The Chancellor Rishi Sunak has been under increasing pressure to extend the furlough scheme, and earlier today (24 September), he announced a new ‘Winter Economy Plan’ to Parliament. The plan outlined how the government intends to support jobs and the economy. ‘Our task now is to move to the next stage of our economic plan, nurturing recovery by protecting jobs,’ he said. ‘For at least the next six months the virus and restrictions are going to be a fact of our lives. Our economy is now likely to undergo a more permanent adjustment. Our plan needs to adapt and evolve.’

The Chancellor added: ‘The furlough was the right policy at the time we introduced it. It provided immediate short-term protection for millions of jobs, but it’s fundamentally wrong to hold people in jobs that only exist in the furlough. We need to create new opportunities and support people to be in viable jobs that provide genuine security.’

The Job Support Scheme explained

Sunak announced a package that he hopes will ‘bring people back to work’ and protect ‘as many viable jobs’ as possible. Under the new Job Support Scheme, the government will financially support the wages of people in work, offering businesses who are facing decreased demand the option of keeping people in jobs on shorter hours rather than making them redundant.
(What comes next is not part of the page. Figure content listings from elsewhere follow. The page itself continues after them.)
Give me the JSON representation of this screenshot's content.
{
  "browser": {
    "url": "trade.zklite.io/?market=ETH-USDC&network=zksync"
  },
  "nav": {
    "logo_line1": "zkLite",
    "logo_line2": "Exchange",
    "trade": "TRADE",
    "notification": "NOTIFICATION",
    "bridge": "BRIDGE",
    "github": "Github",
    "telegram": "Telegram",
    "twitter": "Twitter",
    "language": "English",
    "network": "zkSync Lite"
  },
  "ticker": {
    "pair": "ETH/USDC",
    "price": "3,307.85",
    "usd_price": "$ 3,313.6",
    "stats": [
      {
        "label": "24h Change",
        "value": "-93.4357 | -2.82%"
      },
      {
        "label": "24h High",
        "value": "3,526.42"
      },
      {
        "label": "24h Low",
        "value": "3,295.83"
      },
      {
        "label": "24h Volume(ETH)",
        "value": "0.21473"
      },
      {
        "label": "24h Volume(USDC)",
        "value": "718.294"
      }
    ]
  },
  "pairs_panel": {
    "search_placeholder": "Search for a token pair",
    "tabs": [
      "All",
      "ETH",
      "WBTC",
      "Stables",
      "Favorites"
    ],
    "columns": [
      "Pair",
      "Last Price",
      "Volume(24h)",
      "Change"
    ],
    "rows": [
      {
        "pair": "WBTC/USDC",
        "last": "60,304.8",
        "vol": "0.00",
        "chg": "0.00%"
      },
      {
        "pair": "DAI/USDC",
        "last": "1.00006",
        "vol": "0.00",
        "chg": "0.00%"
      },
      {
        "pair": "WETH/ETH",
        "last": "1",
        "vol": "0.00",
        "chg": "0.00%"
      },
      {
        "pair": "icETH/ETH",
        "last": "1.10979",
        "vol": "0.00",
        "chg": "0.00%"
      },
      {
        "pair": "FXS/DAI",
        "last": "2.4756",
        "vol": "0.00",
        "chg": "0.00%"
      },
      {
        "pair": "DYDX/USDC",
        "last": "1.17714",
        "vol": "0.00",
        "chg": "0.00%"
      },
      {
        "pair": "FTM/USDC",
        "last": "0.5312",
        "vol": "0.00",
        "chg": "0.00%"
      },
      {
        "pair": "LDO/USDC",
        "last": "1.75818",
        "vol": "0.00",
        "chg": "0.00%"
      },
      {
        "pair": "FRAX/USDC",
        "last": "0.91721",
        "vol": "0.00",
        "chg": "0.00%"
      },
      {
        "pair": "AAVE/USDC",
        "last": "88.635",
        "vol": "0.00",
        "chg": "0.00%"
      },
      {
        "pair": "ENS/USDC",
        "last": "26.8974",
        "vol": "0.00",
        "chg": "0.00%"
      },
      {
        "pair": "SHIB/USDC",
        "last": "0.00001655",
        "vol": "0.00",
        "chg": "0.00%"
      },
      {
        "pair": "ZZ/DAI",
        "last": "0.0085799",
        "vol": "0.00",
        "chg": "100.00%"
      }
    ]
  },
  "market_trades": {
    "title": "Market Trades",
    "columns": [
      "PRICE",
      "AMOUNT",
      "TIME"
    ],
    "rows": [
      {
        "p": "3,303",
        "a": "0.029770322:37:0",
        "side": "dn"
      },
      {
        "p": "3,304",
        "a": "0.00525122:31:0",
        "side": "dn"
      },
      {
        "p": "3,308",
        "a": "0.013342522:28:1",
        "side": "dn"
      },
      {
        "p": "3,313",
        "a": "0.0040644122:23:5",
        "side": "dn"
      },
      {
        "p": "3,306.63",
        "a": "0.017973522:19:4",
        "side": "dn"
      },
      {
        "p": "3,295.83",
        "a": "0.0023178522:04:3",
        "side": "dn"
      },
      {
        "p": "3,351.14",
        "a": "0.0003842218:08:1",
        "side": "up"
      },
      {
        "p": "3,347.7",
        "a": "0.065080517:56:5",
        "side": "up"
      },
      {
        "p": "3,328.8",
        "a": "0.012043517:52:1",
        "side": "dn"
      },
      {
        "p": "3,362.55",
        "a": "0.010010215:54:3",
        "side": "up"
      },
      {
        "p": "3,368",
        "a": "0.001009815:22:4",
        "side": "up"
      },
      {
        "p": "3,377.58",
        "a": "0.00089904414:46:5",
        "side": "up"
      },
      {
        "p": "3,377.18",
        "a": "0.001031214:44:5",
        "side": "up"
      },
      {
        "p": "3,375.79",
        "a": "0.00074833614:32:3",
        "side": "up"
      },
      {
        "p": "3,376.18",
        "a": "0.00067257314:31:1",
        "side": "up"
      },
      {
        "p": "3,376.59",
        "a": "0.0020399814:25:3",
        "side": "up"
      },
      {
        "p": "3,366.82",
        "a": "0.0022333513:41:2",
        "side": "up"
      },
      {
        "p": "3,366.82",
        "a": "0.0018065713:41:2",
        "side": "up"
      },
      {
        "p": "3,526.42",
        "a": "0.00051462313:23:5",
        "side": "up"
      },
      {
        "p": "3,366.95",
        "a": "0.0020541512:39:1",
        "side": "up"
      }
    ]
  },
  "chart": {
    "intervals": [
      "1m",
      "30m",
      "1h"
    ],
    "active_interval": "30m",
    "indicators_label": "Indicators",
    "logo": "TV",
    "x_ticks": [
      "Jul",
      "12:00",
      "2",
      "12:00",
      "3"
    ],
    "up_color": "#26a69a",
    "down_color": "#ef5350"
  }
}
The scheme will support only viable jobs and staff must work at least a third of their normal working hours. The government will cover two-thirds of the pay employees have lost by their reduced hours and they will still get to keep their jobs. The level of the grant will be calculated based on the employee’s usual salary and will be capped at £697.92 per month.
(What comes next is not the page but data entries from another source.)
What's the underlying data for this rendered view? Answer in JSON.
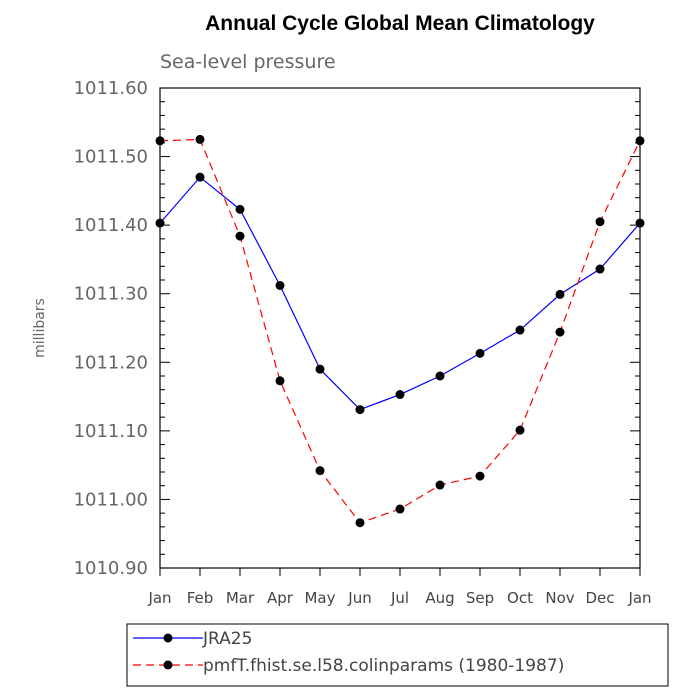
{
  "chart_data": {
    "type": "line",
    "title": "Annual Cycle Global Mean Climatology",
    "subtitle": "Sea-level pressure",
    "ylabel": "millibars",
    "xlabel": "",
    "categories": [
      "Jan",
      "Feb",
      "Mar",
      "Apr",
      "May",
      "Jun",
      "Jul",
      "Aug",
      "Sep",
      "Oct",
      "Nov",
      "Dec",
      "Jan"
    ],
    "ylim": [
      1010.9,
      1011.6
    ],
    "yticks": [
      1010.9,
      1011.0,
      1011.1,
      1011.2,
      1011.3,
      1011.4,
      1011.5,
      1011.6
    ],
    "ytick_labels": [
      "1010.90",
      "1011.00",
      "1011.10",
      "1011.20",
      "1011.30",
      "1011.40",
      "1011.50",
      "1011.60"
    ],
    "grid": false,
    "legend_position": "bottom-left",
    "series": [
      {
        "name": "JRA25",
        "color": "#0000ff",
        "dash": "solid",
        "marker": "circle",
        "values": [
          1011.403,
          1011.47,
          1011.423,
          1011.312,
          1011.19,
          1011.131,
          1011.153,
          1011.18,
          1011.213,
          1011.247,
          1011.299,
          1011.336,
          1011.403
        ]
      },
      {
        "name": "pmfT.fhist.se.l58.colinparams (1980-1987)",
        "color": "#ff0000",
        "dash": "dashed",
        "marker": "circle",
        "values": [
          1011.523,
          1011.525,
          1011.384,
          1011.173,
          1011.042,
          1010.966,
          1010.986,
          1011.021,
          1011.034,
          1011.101,
          1011.244,
          1011.405,
          1011.523
        ]
      }
    ]
  }
}
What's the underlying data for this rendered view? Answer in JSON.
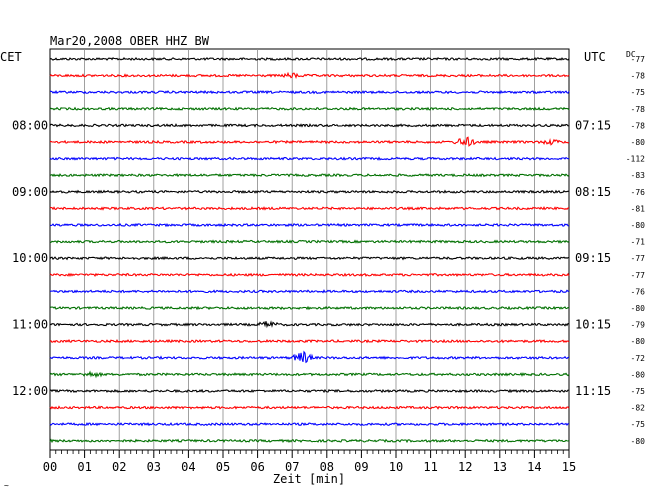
{
  "chart_data": {
    "type": "line",
    "title": "Mar20,2008   OBER HHZ BW",
    "left_axis_label": "CET",
    "right_axis_label": "UTC",
    "dc_label": "DC",
    "xlabel": "Zeit [min]",
    "xlim": [
      0,
      15
    ],
    "x_ticks": [
      "00",
      "01",
      "02",
      "03",
      "04",
      "05",
      "06",
      "07",
      "08",
      "09",
      "10",
      "11",
      "12",
      "13",
      "14",
      "15"
    ],
    "trace_colors": [
      "#000000",
      "#ff0000",
      "#0000ff",
      "#007000"
    ],
    "left_time_labels": [
      {
        "row": 4,
        "text": "08:00"
      },
      {
        "row": 8,
        "text": "09:00"
      },
      {
        "row": 12,
        "text": "10:00"
      },
      {
        "row": 16,
        "text": "11:00"
      },
      {
        "row": 20,
        "text": "12:00"
      }
    ],
    "right_time_labels": [
      {
        "row": 4,
        "text": "07:15"
      },
      {
        "row": 8,
        "text": "08:15"
      },
      {
        "row": 12,
        "text": "09:15"
      },
      {
        "row": 16,
        "text": "10:15"
      },
      {
        "row": 20,
        "text": "11:15"
      }
    ],
    "dc_values": [
      "-77",
      "-78",
      "-75",
      "-78",
      "-78",
      "-80",
      "-112",
      "-83",
      "-76",
      "-81",
      "-80",
      "-71",
      "-77",
      "-77",
      "-76",
      "-80",
      "-79",
      "-80",
      "-72",
      "-80",
      "-75",
      "-82",
      "-75",
      "-80"
    ],
    "events": [
      {
        "row": 1,
        "minute": 7.0,
        "amp": 2
      },
      {
        "row": 5,
        "minute": 12.0,
        "amp": 5
      },
      {
        "row": 5,
        "minute": 14.5,
        "amp": 2
      },
      {
        "row": 16,
        "minute": 6.3,
        "amp": 3
      },
      {
        "row": 18,
        "minute": 7.3,
        "amp": 6
      },
      {
        "row": 19,
        "minute": 1.2,
        "amp": 2
      }
    ],
    "footer_mark": "~"
  }
}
The scheme is open to businesses in the UK even if they have not used the furlough scheme and will run for six months, starting on 1 November. The idea is to keep employees attached to the workforce. Further guidance on the scheme will be published in due course.
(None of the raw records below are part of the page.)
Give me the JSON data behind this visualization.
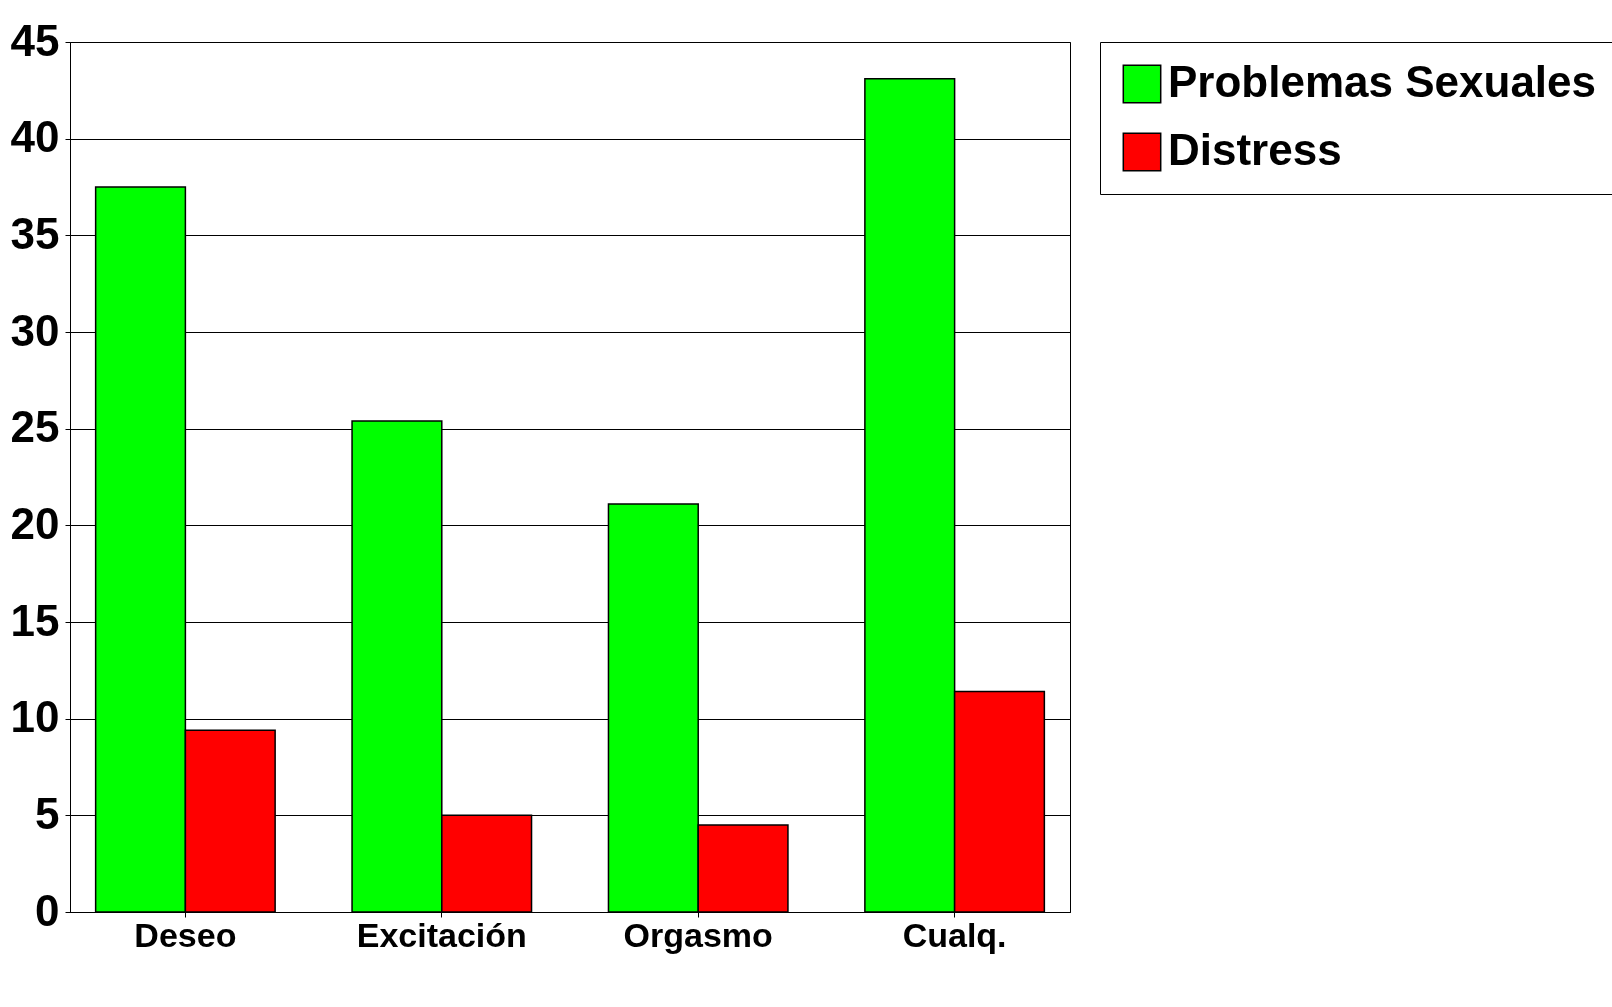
{
  "chart_data": {
    "type": "bar",
    "categories": [
      "Deseo",
      "Excitación",
      "Orgasmo",
      "Cualq."
    ],
    "series": [
      {
        "name": "Problemas Sexuales",
        "color": "#00ff00",
        "values": [
          37.5,
          25.4,
          21.1,
          43.1
        ]
      },
      {
        "name": "Distress",
        "color": "#ff0000",
        "values": [
          9.4,
          5.0,
          4.5,
          11.4
        ]
      }
    ],
    "ylim": [
      0,
      45
    ],
    "yticks": [
      0,
      5,
      10,
      15,
      20,
      25,
      30,
      35,
      40,
      45
    ],
    "grid": "y",
    "legend": "right"
  }
}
Help for the self-employed

The Self Employment Income Support Scheme will also be extended and will cover three months’ worth of profits from November to the end of January 2021. An additional second grant, which may be adjusted, will be available from February 2021 to the end of April 2021.

Support for businesses

Acknowledging the cash flow issues faced by businesses during the pandemic, the Chancellor stated that he would be extending the deadline on all loan schemes to the end of this year. Businesses who have deferred VAT payments that were due in March 2021 can spread the payments over 11 months with no interest to pay. Income tax-payers can extend outstanding tax bills over 12 months from next January.

Businesses who took out a Bounce Back Loan will have more flexibility through a new Pay As You Grow flexible repayment plan. This extends the length of the loan from six years to ten and will cut the monthly payments by almost half.

The hospitality and tourism sectors, who had VAT cut to five per cent until the end of the year, will now have VAT kept at this level until 31 March 2021.